# Grandson's 16 pointer



## Skippy (Dec 2, 2009)

Our son in law pull his oldest son, whos 10 out of school a little early Friday afternoon and took him hunting. They went to a ground blind where our youngest grandson who's 8 got his first deer, a doe, about 2 weeks ago. Just before dark this buck came walking in and gave him a nice side shot. SIL saw him go down once then get back up so they pulled out and waited till Saturday morning before tracking him. We had our own little army going in Saturday morning. SIL's dad and brother, our 2 grandsons and me. As soon as we got out of the trucks we could see him laying on the far hill side but we went back to the blind and had the 2 grandsons blood trail him.. He's an honest 162 & 3/8. Even has a small drop tine. The grandson has no idea what he's got. There's a ton of hunters who have never come close to this deer's size. We all aged him at just 3 years old. Have to add that there were 3 other good deer hunters after this deer.


----------



## Skippy (Dec 2, 2009)

Have to try uploading pictures.


----------



## Lewis (Apr 5, 2004)

Congrats to your grandson on a very nice buck!


----------



## Saugeye Tom (Oct 6, 2010)

Oh lord..he's ruint for life.....


----------



## snag (Dec 27, 2005)

A real trophy!! Hope it's going on the wall, would be hard to top that one .


----------



## ML1187 (Mar 13, 2012)

I killed my first buck at 10 on the ground as well- I remember that night of almost no sleep wondering if the shot was good enough! Turns out it was. And I'm glad your grandsons was too! Just like tom said he is ruined now! Congrats to you and your family. Awesome.


----------



## K gonefishin (May 4, 2004)

nice job.


----------



## sherman51 (Apr 12, 2011)

that is one awesome buck. congrats to the young hunter.
sherman


----------



## Eyehunt (Apr 25, 2014)

Wow, Congratulations to your grandson and the whole family! What a wonderful trophy, and a wonderful memory that will truly last a lifetime!!


----------



## r9ptbuck (Sep 22, 2006)

Awesome!!!!


----------



## Lundy (Apr 5, 2004)

Awesome for all involved! Congratulations

Based upon the shot location in the picture that deer couldn't have gone far., he had to dead within just couple of minutes.


----------



## idontknow316 (Mar 21, 2008)

Fantastic, he has my personal best beat by a long shot!

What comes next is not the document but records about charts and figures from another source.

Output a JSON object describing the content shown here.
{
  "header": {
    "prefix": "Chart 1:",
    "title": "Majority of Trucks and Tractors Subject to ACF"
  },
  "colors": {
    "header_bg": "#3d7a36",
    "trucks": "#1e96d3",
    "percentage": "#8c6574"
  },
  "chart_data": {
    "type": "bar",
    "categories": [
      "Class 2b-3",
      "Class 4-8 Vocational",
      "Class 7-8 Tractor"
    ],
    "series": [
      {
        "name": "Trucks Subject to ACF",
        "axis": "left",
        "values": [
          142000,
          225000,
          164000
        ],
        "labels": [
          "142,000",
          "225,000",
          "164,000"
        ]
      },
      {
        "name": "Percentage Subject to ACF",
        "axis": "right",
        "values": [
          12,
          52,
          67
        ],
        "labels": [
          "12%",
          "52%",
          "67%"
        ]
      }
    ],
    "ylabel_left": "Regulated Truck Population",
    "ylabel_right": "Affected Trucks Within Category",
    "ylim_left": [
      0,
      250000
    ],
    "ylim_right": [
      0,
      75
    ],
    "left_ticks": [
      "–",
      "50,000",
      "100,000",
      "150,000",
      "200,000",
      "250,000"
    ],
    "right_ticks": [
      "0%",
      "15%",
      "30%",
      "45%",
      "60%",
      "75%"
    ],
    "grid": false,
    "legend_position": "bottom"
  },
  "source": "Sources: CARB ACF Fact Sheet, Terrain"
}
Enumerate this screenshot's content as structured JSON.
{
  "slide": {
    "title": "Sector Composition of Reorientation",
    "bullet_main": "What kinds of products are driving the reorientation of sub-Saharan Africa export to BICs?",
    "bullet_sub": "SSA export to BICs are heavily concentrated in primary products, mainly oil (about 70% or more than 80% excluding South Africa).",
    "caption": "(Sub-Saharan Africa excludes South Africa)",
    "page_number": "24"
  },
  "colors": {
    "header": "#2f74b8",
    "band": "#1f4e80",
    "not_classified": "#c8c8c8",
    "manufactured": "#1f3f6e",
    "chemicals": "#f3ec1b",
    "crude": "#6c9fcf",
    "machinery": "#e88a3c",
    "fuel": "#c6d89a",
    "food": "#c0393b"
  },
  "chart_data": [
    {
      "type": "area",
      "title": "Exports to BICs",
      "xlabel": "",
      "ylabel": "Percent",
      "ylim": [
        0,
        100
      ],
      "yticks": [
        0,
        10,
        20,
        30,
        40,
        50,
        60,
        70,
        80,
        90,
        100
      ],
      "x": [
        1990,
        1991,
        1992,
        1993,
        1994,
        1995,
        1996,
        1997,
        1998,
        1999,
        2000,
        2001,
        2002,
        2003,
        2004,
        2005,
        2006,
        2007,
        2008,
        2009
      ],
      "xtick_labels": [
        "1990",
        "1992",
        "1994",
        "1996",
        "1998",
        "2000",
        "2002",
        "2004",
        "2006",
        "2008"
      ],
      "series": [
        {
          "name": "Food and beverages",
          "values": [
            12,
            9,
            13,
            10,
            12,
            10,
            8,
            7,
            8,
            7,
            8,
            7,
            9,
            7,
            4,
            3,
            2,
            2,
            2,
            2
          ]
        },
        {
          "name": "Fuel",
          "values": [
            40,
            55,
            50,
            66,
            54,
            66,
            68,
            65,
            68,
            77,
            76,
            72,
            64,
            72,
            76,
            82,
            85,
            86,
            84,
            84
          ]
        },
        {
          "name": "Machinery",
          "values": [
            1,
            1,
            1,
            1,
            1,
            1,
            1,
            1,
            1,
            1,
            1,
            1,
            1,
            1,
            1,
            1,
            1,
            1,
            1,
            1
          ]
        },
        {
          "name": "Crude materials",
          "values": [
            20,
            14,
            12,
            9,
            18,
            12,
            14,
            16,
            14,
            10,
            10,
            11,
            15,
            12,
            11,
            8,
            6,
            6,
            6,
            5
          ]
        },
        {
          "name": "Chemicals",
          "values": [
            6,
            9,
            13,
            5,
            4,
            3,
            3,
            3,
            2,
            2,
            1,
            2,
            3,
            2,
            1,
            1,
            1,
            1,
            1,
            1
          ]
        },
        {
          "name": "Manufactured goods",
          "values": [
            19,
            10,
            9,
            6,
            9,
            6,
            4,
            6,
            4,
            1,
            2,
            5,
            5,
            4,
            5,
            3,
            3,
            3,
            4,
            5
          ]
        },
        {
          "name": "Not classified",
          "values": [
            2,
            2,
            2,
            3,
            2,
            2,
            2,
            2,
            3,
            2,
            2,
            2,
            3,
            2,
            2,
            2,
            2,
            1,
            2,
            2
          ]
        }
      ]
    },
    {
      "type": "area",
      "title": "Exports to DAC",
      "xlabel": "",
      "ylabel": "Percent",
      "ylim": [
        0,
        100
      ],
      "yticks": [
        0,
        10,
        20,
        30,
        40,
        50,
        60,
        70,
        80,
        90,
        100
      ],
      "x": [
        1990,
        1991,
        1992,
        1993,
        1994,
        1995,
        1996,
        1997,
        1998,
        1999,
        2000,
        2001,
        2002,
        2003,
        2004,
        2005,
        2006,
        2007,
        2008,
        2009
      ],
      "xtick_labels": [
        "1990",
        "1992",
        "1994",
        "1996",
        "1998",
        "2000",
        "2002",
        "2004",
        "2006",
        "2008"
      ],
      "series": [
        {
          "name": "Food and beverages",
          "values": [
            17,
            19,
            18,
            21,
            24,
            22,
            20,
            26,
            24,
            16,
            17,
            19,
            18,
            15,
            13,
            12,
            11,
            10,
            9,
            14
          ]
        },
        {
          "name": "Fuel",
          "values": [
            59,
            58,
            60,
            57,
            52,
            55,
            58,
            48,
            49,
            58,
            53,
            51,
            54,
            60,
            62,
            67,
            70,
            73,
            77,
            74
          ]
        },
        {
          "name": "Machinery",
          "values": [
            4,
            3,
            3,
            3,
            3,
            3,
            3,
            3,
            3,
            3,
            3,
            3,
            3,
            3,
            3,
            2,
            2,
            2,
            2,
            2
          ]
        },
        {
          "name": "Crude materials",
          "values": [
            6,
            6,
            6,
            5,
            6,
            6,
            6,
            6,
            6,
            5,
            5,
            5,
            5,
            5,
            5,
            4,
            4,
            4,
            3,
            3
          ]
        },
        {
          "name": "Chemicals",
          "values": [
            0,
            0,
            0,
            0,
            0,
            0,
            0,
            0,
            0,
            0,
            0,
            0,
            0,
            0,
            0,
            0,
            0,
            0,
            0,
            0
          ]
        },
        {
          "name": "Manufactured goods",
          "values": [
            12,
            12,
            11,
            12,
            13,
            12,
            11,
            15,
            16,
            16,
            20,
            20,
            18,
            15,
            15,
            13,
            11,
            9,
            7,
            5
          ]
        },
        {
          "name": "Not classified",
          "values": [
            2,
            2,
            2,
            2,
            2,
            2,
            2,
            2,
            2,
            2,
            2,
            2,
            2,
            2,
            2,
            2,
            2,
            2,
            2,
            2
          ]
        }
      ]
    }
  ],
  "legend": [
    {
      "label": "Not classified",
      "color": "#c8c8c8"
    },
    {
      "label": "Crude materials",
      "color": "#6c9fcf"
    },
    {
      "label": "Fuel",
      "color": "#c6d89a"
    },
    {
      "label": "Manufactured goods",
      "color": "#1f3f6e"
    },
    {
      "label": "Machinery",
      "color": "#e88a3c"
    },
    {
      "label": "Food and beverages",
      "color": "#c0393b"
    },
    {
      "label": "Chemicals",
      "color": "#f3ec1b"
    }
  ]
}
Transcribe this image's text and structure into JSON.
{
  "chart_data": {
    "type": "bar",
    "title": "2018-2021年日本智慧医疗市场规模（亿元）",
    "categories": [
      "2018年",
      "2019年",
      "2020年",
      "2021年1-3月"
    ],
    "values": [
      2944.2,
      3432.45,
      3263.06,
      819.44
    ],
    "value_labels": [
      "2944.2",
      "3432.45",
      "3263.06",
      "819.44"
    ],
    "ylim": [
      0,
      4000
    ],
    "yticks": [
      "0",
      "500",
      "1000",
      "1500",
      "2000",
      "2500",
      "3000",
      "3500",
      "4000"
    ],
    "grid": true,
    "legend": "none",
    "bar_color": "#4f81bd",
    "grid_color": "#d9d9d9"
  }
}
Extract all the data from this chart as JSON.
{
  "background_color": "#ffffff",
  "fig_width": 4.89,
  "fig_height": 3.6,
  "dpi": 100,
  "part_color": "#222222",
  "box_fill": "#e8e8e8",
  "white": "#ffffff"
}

Great story and good job!


----------



## Bass&Bucks (Jan 12, 2009)

Outstanding deer for this young man.....I love the fact that you guys saw him but still had the youngsters blood track him.....top notch from the "elders". Congrats!


----------



## talltim (Jul 25, 2008)

congrats to all, I hope they hunt together for years to come


----------



## Bluewalleye (Jun 1, 2009)

Awesome buck and story. You can tell that young man that some of us have been deer hunting for over 35 years and have never come close to harvesting a buck as nice as that one.... That would be me...


----------



## Skippy (Dec 2, 2009)

Yea, he's getting it mounted. SIL bought him and his brother a nice crossbow that has an adjustable stock on it. They shoot it off of a tripod rest. 2 bladed Rage did that buck in. Arrow went in then for what ever reason deflected off the off side shoulder straight down cutting up that lung extra good. Deer went about 75 yards. The Rage still had both blades on it when we recovered the front half of the arrow.

I'd like to thank you all for the nice posts on this buck.. Oh yea, both them brothers have lucky hats that they wear. Hate it when I take them fishing and they have those hats on.


----------